For the moment Flutters looked puzzled. The Marberrys signalled each other by elevating their eyebrows as to the meaning of this last big word of Hazel's, and asked, simultaneously, “What's chastening?” Then for the moment Hazel looked puzzled, but Starlight came to her rescue.
“I think it's taking away from a fellow lots of people whom he loves. Having his mother die, and then his father, and then his little sister, and things like that.”
This remark of Starlight's flashed the light again in upon Flutters's mind, and he found to his glad surprise that he was thoroughly prepared to answer Hazel after all; but he began by asking Starlight a question.
“But why, Starlight, does the Lord do that, do you think?”
“Why—so as to make a fellow resigned. I think that's what they call it. To make him just give up his own will.”

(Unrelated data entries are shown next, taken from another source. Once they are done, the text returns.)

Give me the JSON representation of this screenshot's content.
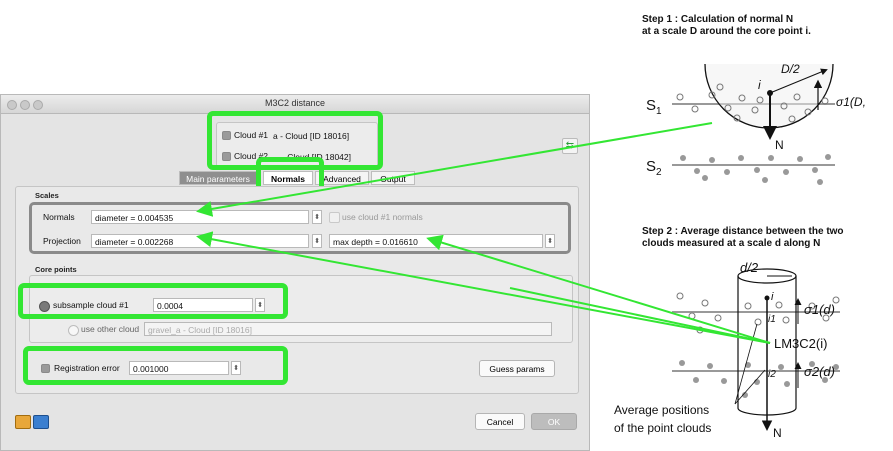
{
  "dialog": {
    "title": "M3C2 distance",
    "cloud1_label": "Cloud #1",
    "cloud1_value": "a - Cloud [ID 18016]",
    "cloud2_label": "Cloud #2",
    "cloud2_value": "- Cloud [ID 18042]",
    "tabs": [
      "Main parameters",
      "Normals",
      "Advanced",
      "Output"
    ],
    "scales_heading": "Scales",
    "normals_label": "Normals",
    "normals_value": "diameter = 0.004535",
    "use_cloud_normals": "use cloud #1 normals",
    "projection_label": "Projection",
    "projection_value": "diameter = 0.002268",
    "max_depth_value": "max depth = 0.016610",
    "core_points_heading": "Core points",
    "subsample_label": "subsample cloud #1",
    "subsample_value": "0.0004",
    "use_other_cloud_label": "use other cloud",
    "other_cloud_value": "gravel_a - Cloud [ID 18016]",
    "registration_label": "Registration error",
    "registration_value": "0.001000",
    "guess_params_button": "Guess params",
    "cancel_button": "Cancel",
    "ok_button": "OK"
  },
  "figure": {
    "step1_line1": "Step 1 : Calculation of normal N",
    "step1_line2": "at a scale D around the core point i.",
    "step2_line1": "Step 2 : Average distance between the two",
    "step2_line2": "clouds measured at a scale d along N",
    "s1": "S",
    "s1_sub": "1",
    "s2": "S",
    "s2_sub": "2",
    "d_half_big": "D/2",
    "sigma1_big": "σ1(D,",
    "n_big": "N",
    "i_big": "i",
    "d_half_small": "d/2",
    "i_small": "i",
    "i1": "i1",
    "i2": "i2",
    "sigma1_small": "σ1(d)",
    "sigma2_small": "σ2(d)",
    "lm3c2": "LM3C2(i)",
    "n_small": "N",
    "avg_line1": "Average positions",
    "avg_line2": "of the point clouds"
  },
  "colors": {
    "highlight": "#33e633",
    "arrow": "#33e633"
  }
}
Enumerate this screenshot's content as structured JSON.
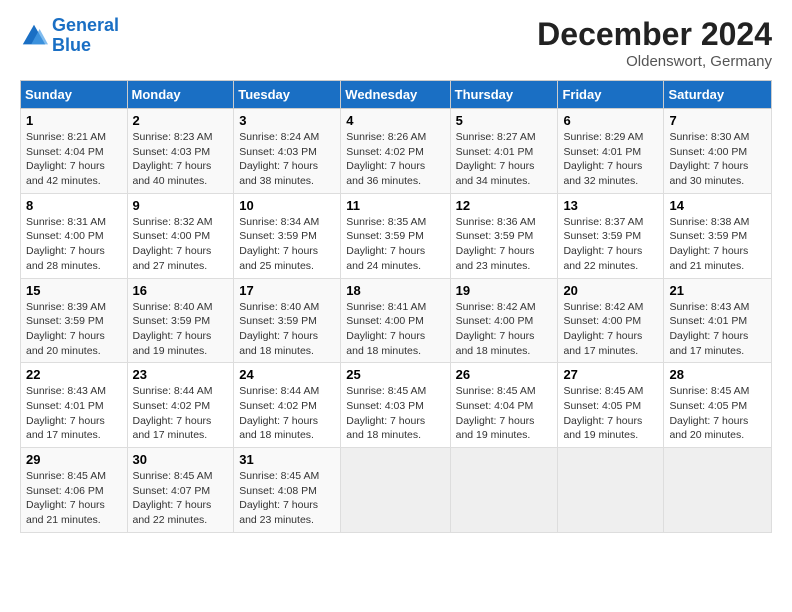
{
  "logo": {
    "line1": "General",
    "line2": "Blue"
  },
  "title": "December 2024",
  "subtitle": "Oldenswort, Germany",
  "weekdays": [
    "Sunday",
    "Monday",
    "Tuesday",
    "Wednesday",
    "Thursday",
    "Friday",
    "Saturday"
  ],
  "weeks": [
    [
      {
        "day": "1",
        "sunrise": "8:21 AM",
        "sunset": "4:04 PM",
        "daylight": "7 hours and 42 minutes."
      },
      {
        "day": "2",
        "sunrise": "8:23 AM",
        "sunset": "4:03 PM",
        "daylight": "7 hours and 40 minutes."
      },
      {
        "day": "3",
        "sunrise": "8:24 AM",
        "sunset": "4:03 PM",
        "daylight": "7 hours and 38 minutes."
      },
      {
        "day": "4",
        "sunrise": "8:26 AM",
        "sunset": "4:02 PM",
        "daylight": "7 hours and 36 minutes."
      },
      {
        "day": "5",
        "sunrise": "8:27 AM",
        "sunset": "4:01 PM",
        "daylight": "7 hours and 34 minutes."
      },
      {
        "day": "6",
        "sunrise": "8:29 AM",
        "sunset": "4:01 PM",
        "daylight": "7 hours and 32 minutes."
      },
      {
        "day": "7",
        "sunrise": "8:30 AM",
        "sunset": "4:00 PM",
        "daylight": "7 hours and 30 minutes."
      }
    ],
    [
      {
        "day": "8",
        "sunrise": "8:31 AM",
        "sunset": "4:00 PM",
        "daylight": "7 hours and 28 minutes."
      },
      {
        "day": "9",
        "sunrise": "8:32 AM",
        "sunset": "4:00 PM",
        "daylight": "7 hours and 27 minutes."
      },
      {
        "day": "10",
        "sunrise": "8:34 AM",
        "sunset": "3:59 PM",
        "daylight": "7 hours and 25 minutes."
      },
      {
        "day": "11",
        "sunrise": "8:35 AM",
        "sunset": "3:59 PM",
        "daylight": "7 hours and 24 minutes."
      },
      {
        "day": "12",
        "sunrise": "8:36 AM",
        "sunset": "3:59 PM",
        "daylight": "7 hours and 23 minutes."
      },
      {
        "day": "13",
        "sunrise": "8:37 AM",
        "sunset": "3:59 PM",
        "daylight": "7 hours and 22 minutes."
      },
      {
        "day": "14",
        "sunrise": "8:38 AM",
        "sunset": "3:59 PM",
        "daylight": "7 hours and 21 minutes."
      }
    ],
    [
      {
        "day": "15",
        "sunrise": "8:39 AM",
        "sunset": "3:59 PM",
        "daylight": "7 hours and 20 minutes."
      },
      {
        "day": "16",
        "sunrise": "8:40 AM",
        "sunset": "3:59 PM",
        "daylight": "7 hours and 19 minutes."
      },
      {
        "day": "17",
        "sunrise": "8:40 AM",
        "sunset": "3:59 PM",
        "daylight": "7 hours and 18 minutes."
      },
      {
        "day": "18",
        "sunrise": "8:41 AM",
        "sunset": "4:00 PM",
        "daylight": "7 hours and 18 minutes."
      },
      {
        "day": "19",
        "sunrise": "8:42 AM",
        "sunset": "4:00 PM",
        "daylight": "7 hours and 18 minutes."
      },
      {
        "day": "20",
        "sunrise": "8:42 AM",
        "sunset": "4:00 PM",
        "daylight": "7 hours and 17 minutes."
      },
      {
        "day": "21",
        "sunrise": "8:43 AM",
        "sunset": "4:01 PM",
        "daylight": "7 hours and 17 minutes."
      }
    ],
    [
      {
        "day": "22",
        "sunrise": "8:43 AM",
        "sunset": "4:01 PM",
        "daylight": "7 hours and 17 minutes."
      },
      {
        "day": "23",
        "sunrise": "8:44 AM",
        "sunset": "4:02 PM",
        "daylight": "7 hours and 17 minutes."
      },
      {
        "day": "24",
        "sunrise": "8:44 AM",
        "sunset": "4:02 PM",
        "daylight": "7 hours and 18 minutes."
      },
      {
        "day": "25",
        "sunrise": "8:45 AM",
        "sunset": "4:03 PM",
        "daylight": "7 hours and 18 minutes."
      },
      {
        "day": "26",
        "sunrise": "8:45 AM",
        "sunset": "4:04 PM",
        "daylight": "7 hours and 19 minutes."
      },
      {
        "day": "27",
        "sunrise": "8:45 AM",
        "sunset": "4:05 PM",
        "daylight": "7 hours and 19 minutes."
      },
      {
        "day": "28",
        "sunrise": "8:45 AM",
        "sunset": "4:05 PM",
        "daylight": "7 hours and 20 minutes."
      }
    ],
    [
      {
        "day": "29",
        "sunrise": "8:45 AM",
        "sunset": "4:06 PM",
        "daylight": "7 hours and 21 minutes."
      },
      {
        "day": "30",
        "sunrise": "8:45 AM",
        "sunset": "4:07 PM",
        "daylight": "7 hours and 22 minutes."
      },
      {
        "day": "31",
        "sunrise": "8:45 AM",
        "sunset": "4:08 PM",
        "daylight": "7 hours and 23 minutes."
      },
      null,
      null,
      null,
      null
    ]
  ],
  "labels": {
    "sunrise": "Sunrise:",
    "sunset": "Sunset:",
    "daylight": "Daylight:"
  }
}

“Excuse me,” said Flutters, with the air of one whose convictions are very strong, “but I don't believe that either. I don't believe the Lord would take my father and mother and sister out of the world just because He loved me and wanted to make me better. I don't believe I'm important enough for that, nor anybody else. If they all died close together I should think it was because God's time had come for them, quite outside of me, and that then the thing for me to do, the thing that He meant, was just to bear it as bravely as I could.”
This was a long speech for Flutters, but the children were sufficiently interested to follow every word of it, and Hazel asked, when Flutters ceased, “But then what does the chastening verse mean? It's in the Bible, and I suppose you believe the Bible?”
“Of course I believe it, but I know chastening doesn't mean anything like that. Perhaps it means letting all sorts of bothersome things come so as to have you get the best of them. A person what had never had any bother wouldn't be much of a person, I suppose.”
“Well, we have had a talk,” said Starlight, for at this point the discussion seemed to come to a natural close; and besides, they had almost reached the Boniface gate. A moment later the Marberrys took an affectionate leave of Hazel, with a “Good-bye” to Starlight and Flutters, and trudged on to the rectory, half a mile farther up the road, wondering, perhaps, if what Flutters had said had been wrong, and provided they could remember it, if they ought not to tell their father.
“Heigh-ho!” sighed Hazel, carefully putting away her Sunday cloak and hat, “and to think that I thought the mulattoes were a savage tribe! Why, really, I believe I never knew a boy who seemed to think so right down into a thing as Flutters.”